Textual scholars regard the genealogy in the Book of Numbers, which identifies Gilead as Machir's son, as originating in the priestly source, a document written centuries after the early JE source, in which the Gilead and Machir tribal groups are mentioned, and possibly having been written to rival the JE source. Biblical scholars view the biblical genealogies as postdiction, an eponymous metaphor providing an aetiology of the connectedness of the group to others in the Israelite confederation; the identification of Gilead as an aspect of Manasseh was the traditional explanation of why the tribal groups of Machir and Gilead are mentioned along with northern tribes in the ancient Song of Deborah, while Manasseh is absent from it.

The text of the Book of Numbers appears to portray Gilead as the father of Asriel, but the Book of Chronicles states that Manasseh was the father of Asriel; it is possible for there to have been two different Asriels, though Manasseh is only indicated as having had one son – Machir – in the genealogy of the Book of Numbers.

Read more about this topic:  Gilead (Bible)

Famous quotes containing the words tribal group, gilead, person, tribal and/or group:

    I should consent to breed under pressure, if I were convinced in any way of the reasonableness of reproducing the species. But my nerves and the nerves of any woman I could live with three months, would produce only a victim ... lacking in impulse, a mere bundle of discriminations. If I were wealthy I might subsidize a stud of young peasants, or a tribal group in Tahiti.
    Ezra Pound (1885–1972)

    There is a balm in Gilead to make the wounded whole
    There is a balm in Gilead to heal the sinsick soul.
    —African-American hymn-writer. “There Is a Balm in Gilead,” l. 1-2.
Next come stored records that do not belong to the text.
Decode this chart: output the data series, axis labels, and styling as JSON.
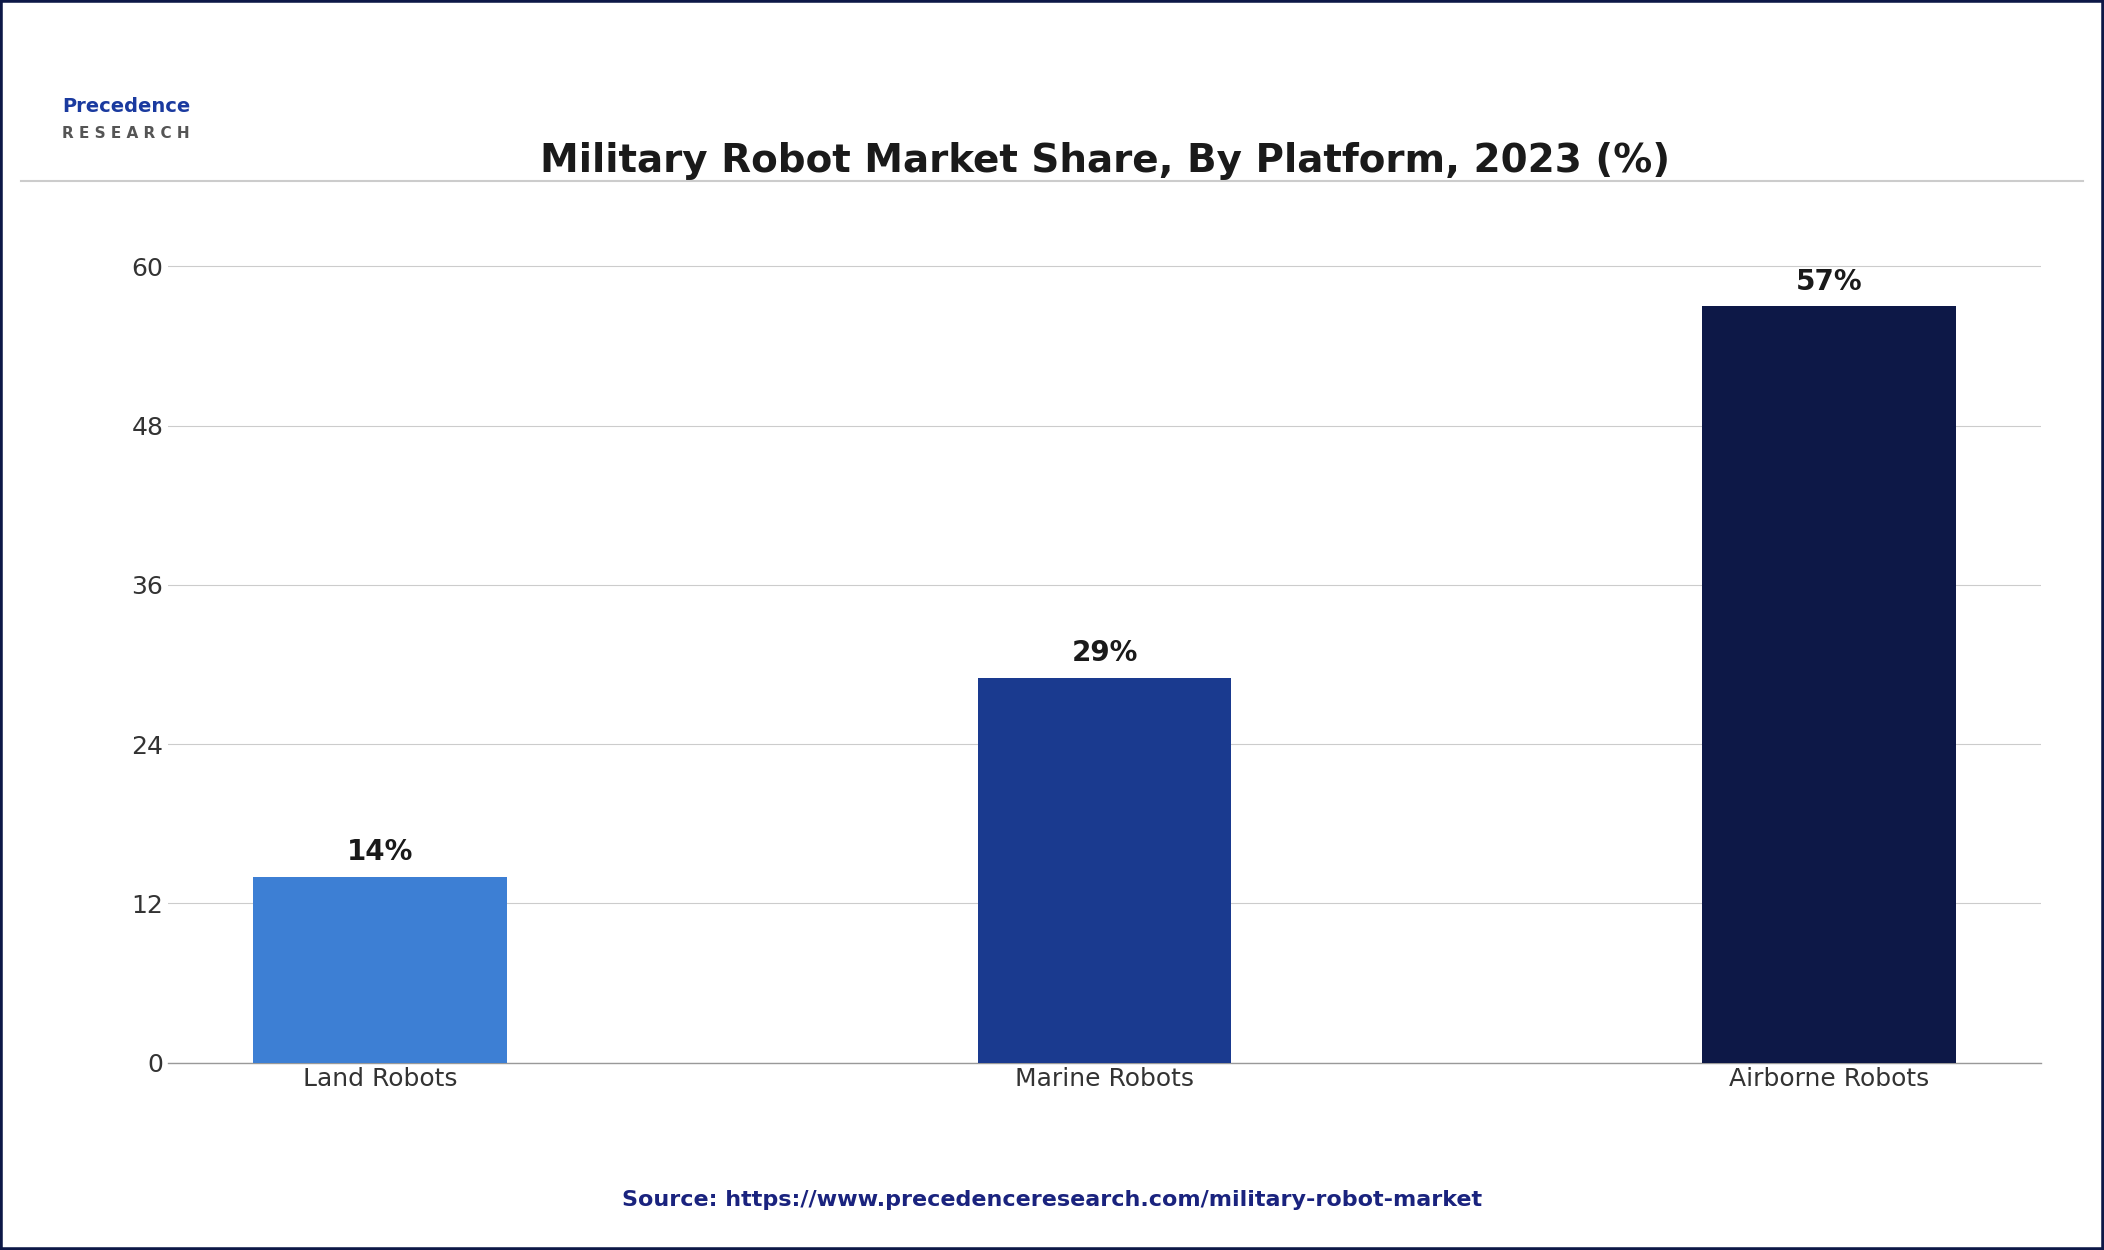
{
  "title": "Military Robot Market Share, By Platform, 2023 (%)",
  "categories": [
    "Land Robots",
    "Marine Robots",
    "Airborne Robots"
  ],
  "values": [
    14,
    29,
    57
  ],
  "labels": [
    "14%",
    "29%",
    "57%"
  ],
  "bar_colors": [
    "#3D7FD4",
    "#1A3A8F",
    "#0D1847"
  ],
  "ylim": [
    0,
    65
  ],
  "yticks": [
    0,
    12,
    24,
    36,
    48,
    60
  ],
  "background_color": "#FFFFFF",
  "plot_bg_color": "#FFFFFF",
  "grid_color": "#CCCCCC",
  "title_color": "#1a1a1a",
  "title_fontsize": 28,
  "tick_fontsize": 18,
  "annotation_fontsize": 20,
  "source_text": "Source: https://www.precedenceresearch.com/military-robot-market",
  "source_color": "#1A237E",
  "source_fontsize": 16,
  "border_color": "#0D1847",
  "bar_width": 0.35
}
    The product of the artist has become less important than the fact of the artist. We wish to absorb this person. We wish to devour someone who has experienced the tragic. In our society this person is much more important than anything he might create.
    David Mamet (b. 1947)

    I should consent to breed under pressure, if I were convinced in any way of the reasonableness of reproducing the species. But my nerves and the nerves of any woman I could live with three months, would produce only a victim ... lacking in impulse, a mere bundle of discriminations. If I were wealthy I might subsidize a stud of young peasants, or a tribal group in Tahiti.
    Ezra Pound (1885–1972)

    Jury—A group of twelve men who, having lied to the judge about their hearing, health, and business engagements, have failed to fool him.